Strange7 comments on White Lies - Less Wrong

38 Post author: ChrisHallquist 08 February 2014 01:20AM

You are viewing a comment permalink. View the original post to see all comments and the full post content.

Comments (893)

You are viewing a single comment's thread. Show more comments above.

Comment author: DanielLC 08 February 2014 10:35:39PM 9 points [-]

I think the big thing to remember is that the meaning of something isn't the dictionary definitions of the words combined with the rules of syntax. If someone asks you what you though of a play, wanting to know what you thought of them, and you know this, saying "the acting was bad" is intentionally misinterpreting their question. It is an example of lying with truth.

I would expect someone who presses me for an answer would actually want to know the answer, but maybe I just have bad social skills.

There is one thing I dislike about lying. It's considered rude to tell the truth in certain situations, because it signals that you don't care about that person, because people who care lie, because people who care don't want to appear rude. If people didn't try to signal, things would be better off, but if you lie, you're not only signalling that you care, you're increasing the need everyone else has to signal. You're making things more confusing for other people. It's basically a large-scale prisoner's dilemma. It's like talking in a noisy room, where the other person can hear you if you speak up, but that just makes it noisier for everyone else.

Comment author: Strange7 09 February 2014 03:01:14AM 3 points [-]

The solution to the noisy room problem is to either pass notes, or lean over and speak at a low-to-normal volume as close as reasonably possible to the intended listener's ear.
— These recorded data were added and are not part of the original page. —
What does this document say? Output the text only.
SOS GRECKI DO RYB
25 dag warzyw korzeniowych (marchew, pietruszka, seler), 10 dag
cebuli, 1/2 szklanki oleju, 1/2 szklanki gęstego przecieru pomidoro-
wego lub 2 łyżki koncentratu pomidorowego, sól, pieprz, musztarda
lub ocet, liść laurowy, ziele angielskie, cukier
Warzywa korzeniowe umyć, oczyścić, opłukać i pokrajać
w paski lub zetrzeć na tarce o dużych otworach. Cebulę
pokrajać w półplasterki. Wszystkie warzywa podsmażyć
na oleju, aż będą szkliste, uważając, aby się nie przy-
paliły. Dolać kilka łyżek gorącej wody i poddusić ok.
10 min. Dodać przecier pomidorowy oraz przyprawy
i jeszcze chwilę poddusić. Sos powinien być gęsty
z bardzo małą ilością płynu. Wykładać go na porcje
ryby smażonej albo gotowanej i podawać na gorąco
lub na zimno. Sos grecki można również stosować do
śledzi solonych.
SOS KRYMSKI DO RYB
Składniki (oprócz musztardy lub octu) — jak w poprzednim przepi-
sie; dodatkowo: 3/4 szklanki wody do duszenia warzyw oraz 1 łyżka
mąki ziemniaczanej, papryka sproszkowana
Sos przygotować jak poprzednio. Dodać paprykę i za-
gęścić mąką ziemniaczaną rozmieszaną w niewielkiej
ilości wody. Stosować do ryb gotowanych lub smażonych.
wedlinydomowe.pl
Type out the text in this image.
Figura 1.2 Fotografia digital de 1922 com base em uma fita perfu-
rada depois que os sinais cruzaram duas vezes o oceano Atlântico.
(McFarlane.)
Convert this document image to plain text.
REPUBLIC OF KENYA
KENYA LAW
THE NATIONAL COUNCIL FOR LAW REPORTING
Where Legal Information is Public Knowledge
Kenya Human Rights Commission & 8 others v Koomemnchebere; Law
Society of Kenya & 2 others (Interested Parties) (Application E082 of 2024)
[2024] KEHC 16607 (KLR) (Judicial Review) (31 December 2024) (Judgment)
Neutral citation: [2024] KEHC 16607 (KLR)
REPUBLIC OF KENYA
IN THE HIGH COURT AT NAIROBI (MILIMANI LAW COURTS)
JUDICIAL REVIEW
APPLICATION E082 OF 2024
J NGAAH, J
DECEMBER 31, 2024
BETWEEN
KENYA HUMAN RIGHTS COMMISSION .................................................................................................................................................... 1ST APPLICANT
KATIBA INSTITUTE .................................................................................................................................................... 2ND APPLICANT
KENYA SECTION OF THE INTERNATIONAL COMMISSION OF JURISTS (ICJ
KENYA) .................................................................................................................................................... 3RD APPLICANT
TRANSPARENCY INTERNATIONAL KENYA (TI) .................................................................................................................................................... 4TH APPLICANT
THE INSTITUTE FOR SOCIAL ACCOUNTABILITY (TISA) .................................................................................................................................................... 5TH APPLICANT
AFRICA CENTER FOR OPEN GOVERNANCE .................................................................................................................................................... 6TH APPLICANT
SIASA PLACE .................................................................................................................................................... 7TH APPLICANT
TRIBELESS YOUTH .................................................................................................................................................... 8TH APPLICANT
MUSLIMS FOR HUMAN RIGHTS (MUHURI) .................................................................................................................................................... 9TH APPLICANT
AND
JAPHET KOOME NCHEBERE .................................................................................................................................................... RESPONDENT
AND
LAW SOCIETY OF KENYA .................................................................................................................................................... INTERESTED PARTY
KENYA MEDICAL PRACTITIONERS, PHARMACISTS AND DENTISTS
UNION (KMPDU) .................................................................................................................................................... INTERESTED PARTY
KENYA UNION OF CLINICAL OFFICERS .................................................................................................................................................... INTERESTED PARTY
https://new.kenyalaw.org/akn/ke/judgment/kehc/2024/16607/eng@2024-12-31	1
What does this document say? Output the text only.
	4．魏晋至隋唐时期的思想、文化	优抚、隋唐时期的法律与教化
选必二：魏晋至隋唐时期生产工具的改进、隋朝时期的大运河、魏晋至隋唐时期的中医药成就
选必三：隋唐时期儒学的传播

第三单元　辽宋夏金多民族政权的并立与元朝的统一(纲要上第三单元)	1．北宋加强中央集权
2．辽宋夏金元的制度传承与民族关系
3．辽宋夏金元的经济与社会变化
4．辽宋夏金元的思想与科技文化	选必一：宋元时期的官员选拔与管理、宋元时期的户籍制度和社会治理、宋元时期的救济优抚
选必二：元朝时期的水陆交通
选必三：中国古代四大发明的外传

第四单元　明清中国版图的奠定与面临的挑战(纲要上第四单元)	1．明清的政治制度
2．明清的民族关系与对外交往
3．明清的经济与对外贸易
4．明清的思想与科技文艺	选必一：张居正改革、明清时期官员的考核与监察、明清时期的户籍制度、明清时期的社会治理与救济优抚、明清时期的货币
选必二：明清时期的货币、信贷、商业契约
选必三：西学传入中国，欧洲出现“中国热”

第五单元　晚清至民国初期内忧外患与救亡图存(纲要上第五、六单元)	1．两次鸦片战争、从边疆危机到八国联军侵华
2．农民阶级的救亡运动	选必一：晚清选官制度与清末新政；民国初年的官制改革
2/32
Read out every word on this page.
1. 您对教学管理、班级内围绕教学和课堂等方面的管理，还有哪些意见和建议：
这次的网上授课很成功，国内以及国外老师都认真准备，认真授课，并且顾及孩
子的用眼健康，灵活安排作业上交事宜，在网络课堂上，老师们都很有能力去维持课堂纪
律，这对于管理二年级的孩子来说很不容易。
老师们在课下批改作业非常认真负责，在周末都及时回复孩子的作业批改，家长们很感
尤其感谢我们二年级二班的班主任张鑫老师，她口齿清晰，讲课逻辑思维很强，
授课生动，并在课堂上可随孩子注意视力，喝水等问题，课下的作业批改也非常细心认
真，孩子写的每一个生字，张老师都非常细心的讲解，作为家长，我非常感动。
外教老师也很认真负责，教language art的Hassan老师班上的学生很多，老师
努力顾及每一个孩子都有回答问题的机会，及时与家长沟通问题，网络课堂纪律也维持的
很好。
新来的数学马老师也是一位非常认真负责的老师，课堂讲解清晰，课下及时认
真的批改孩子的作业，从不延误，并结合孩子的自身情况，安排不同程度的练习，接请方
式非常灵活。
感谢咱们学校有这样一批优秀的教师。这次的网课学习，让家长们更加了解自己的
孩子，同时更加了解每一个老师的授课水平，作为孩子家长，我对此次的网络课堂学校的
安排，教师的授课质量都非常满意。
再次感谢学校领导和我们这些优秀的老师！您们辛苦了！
Alternative communication channels and building up trust/intimacy can be generalized to some, though probably not all, other versions of the problem.

Pressing for an answer could also mean you've said approximately the right thing, but your tone and phrasing didn't convey a sufficient degree of conviction, or that you've said something wrong-but-not-unconscionable and they're giving you a chance to retry. (I do not like "guess culture" very much.)